Senghor et les arts – Réinventer l’universel 

Roméo Muvekannin, « Hosties noires »  © Brigitte Rémer – (1)

Exposition au musée du Quai Branly-Jacques Chirac/Galerie Marc Ladreit de Lacharrière – commissaires : Mamadou Diouf, Sarah Ligner, Marc Vallet – Jusqu’au 19 novembre 2023

Grand écrivain et poète, premier Président élu de la République du Sénégal après l’Indépendance du pays le 20 août 1960 – mandat qu’il exercera pendant vingt ans avant de démissionner de ses fonctions – premier Africain élu à l’Académie Française, homme de réseau sachant cultiver le lien entre son pays et la France, défenseur de la Francophonie, Léopold Sédar Senghor est un grand humaniste.

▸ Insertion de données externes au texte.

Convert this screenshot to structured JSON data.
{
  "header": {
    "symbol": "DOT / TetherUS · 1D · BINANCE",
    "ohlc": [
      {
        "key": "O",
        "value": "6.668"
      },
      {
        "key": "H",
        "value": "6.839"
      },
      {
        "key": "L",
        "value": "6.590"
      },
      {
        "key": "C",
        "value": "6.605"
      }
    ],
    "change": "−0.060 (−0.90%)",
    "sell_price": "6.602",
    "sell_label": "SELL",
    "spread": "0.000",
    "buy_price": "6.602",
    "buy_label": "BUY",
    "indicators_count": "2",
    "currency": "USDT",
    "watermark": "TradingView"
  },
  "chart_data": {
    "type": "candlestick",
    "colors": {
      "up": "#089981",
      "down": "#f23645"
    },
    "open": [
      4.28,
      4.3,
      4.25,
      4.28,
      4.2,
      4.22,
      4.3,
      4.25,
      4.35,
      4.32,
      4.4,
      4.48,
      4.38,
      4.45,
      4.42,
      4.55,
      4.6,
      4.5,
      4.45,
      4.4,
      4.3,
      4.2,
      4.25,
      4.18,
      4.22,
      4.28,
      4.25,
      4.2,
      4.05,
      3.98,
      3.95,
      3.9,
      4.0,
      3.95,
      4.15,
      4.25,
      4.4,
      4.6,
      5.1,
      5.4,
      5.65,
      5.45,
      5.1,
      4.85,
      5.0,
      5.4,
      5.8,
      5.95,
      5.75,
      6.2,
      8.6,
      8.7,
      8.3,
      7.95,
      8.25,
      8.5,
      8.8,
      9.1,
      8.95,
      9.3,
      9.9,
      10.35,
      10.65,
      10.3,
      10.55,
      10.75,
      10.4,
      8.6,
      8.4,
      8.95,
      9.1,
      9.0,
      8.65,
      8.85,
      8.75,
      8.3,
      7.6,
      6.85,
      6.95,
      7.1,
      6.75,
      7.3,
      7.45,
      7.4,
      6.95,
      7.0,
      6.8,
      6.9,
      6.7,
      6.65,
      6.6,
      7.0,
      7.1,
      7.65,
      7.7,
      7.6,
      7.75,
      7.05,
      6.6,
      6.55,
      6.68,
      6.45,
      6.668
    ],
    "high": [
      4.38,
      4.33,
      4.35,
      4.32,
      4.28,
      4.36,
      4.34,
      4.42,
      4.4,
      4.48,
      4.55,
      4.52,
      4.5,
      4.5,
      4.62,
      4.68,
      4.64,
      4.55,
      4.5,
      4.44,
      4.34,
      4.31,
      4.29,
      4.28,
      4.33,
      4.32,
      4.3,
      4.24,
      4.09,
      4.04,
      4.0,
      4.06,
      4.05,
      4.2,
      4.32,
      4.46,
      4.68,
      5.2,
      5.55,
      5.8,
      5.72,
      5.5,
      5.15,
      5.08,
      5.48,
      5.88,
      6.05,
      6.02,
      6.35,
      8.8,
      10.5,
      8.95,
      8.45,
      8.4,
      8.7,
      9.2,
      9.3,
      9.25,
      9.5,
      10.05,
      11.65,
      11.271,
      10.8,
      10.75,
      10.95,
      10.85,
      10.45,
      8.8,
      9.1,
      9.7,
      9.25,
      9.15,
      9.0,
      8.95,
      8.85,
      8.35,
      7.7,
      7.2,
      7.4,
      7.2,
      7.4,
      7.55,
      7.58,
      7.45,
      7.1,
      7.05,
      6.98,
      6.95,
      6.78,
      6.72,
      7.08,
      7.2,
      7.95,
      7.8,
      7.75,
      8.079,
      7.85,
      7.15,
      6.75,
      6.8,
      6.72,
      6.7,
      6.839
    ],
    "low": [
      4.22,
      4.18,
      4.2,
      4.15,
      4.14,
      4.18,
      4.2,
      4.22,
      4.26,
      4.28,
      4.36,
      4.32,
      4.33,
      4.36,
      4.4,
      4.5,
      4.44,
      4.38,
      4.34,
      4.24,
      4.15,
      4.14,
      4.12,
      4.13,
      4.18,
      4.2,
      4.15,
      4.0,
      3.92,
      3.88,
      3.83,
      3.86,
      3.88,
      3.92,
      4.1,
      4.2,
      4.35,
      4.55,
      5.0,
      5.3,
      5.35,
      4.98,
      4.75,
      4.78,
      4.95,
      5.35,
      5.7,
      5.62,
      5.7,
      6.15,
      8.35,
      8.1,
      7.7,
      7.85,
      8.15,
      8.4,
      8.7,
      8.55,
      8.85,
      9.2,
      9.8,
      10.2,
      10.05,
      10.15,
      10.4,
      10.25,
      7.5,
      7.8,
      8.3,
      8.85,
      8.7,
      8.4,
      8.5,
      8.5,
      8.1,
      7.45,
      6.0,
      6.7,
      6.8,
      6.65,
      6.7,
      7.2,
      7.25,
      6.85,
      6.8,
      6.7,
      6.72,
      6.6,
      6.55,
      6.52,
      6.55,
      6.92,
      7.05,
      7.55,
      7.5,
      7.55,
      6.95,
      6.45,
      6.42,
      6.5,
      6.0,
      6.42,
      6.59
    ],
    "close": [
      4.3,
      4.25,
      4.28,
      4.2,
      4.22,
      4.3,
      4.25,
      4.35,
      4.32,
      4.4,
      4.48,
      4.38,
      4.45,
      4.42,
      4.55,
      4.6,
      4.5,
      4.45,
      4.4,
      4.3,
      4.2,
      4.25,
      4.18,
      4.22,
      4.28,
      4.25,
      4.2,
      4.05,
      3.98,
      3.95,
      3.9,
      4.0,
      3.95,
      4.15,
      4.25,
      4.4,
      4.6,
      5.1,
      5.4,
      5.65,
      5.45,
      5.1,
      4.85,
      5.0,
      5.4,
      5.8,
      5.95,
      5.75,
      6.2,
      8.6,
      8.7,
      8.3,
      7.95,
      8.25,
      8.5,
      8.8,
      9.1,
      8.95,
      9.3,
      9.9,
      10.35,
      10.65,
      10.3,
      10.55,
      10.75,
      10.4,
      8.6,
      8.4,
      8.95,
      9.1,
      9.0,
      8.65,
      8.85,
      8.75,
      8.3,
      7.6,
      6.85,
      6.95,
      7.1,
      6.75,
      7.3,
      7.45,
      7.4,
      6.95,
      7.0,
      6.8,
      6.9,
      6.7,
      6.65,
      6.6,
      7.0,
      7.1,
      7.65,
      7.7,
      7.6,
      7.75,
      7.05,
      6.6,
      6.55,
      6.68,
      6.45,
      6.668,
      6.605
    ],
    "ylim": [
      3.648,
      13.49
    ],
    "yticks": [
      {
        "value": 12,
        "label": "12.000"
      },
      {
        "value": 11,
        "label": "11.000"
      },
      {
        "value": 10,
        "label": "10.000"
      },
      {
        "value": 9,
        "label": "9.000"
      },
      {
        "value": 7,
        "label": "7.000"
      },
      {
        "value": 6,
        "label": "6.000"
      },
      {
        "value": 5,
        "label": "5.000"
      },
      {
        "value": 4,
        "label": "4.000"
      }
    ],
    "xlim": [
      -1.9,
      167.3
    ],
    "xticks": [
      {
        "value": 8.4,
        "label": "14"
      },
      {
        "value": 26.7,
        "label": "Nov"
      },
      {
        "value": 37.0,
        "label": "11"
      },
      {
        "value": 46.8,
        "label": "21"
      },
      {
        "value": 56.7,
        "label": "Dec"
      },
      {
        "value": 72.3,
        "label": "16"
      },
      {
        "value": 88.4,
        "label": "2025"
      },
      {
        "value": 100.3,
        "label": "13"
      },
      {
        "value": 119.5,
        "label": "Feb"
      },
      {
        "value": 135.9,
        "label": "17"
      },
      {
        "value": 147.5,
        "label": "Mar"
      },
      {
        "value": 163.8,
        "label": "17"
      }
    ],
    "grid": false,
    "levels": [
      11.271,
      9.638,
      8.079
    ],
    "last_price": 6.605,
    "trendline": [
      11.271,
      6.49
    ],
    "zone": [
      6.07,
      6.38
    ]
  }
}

Il débute son parcours intellectuel et politique dès les années 1930 en participant à des discussions internationales qui dénoncent le racisme, la colonisation, la ségrégation, et qui ambitionnent de faire « entrer les peuples noirs sur la grande scène de l’histoire » comme l’écrit en 1956 un autre grand poète, le Martiniquais Aimé Césaire. Avec lui et avec son épouse, Suzanne Césaire, avec d’autres intellectuels dont les Martiniquaises Jane et Paulette Nardal et avec Léon-Gontran Damas, né à Cayenne, il devient pionnier de la Négritude – qu’il définit comme « la simple reconnaissance du fait d’être noir, et l’acceptation de ce fait, de notre destin de Noir, de notre histoire et de notre culture. » Senghor a incarné la voix de son Peuple et porté haut la Culture, mettant en place une politique culturelle d’envergure au Sénégal. Il plaide pour une civilisation de l’universel à partir du métissage culturel et de la lutte contre les replis identitaires et les impérialismes : « Il s’agit que tous ensemble – tous les continents, races et nations – nous construisions la Civilisation de l’Universel, où chaque civilisation différente apportera ses valeurs les plus créatrices parce que les plus complémentaires. » C’est ce parcours lié aux arts et à la culture, occupant une place centrale dans la pensée de Senghor, que montre l’exposition, sa politique et diplomatie culturelles qu’il initie au lendemain de l’indépendance et ses réalisations majeures dans le domaine des arts.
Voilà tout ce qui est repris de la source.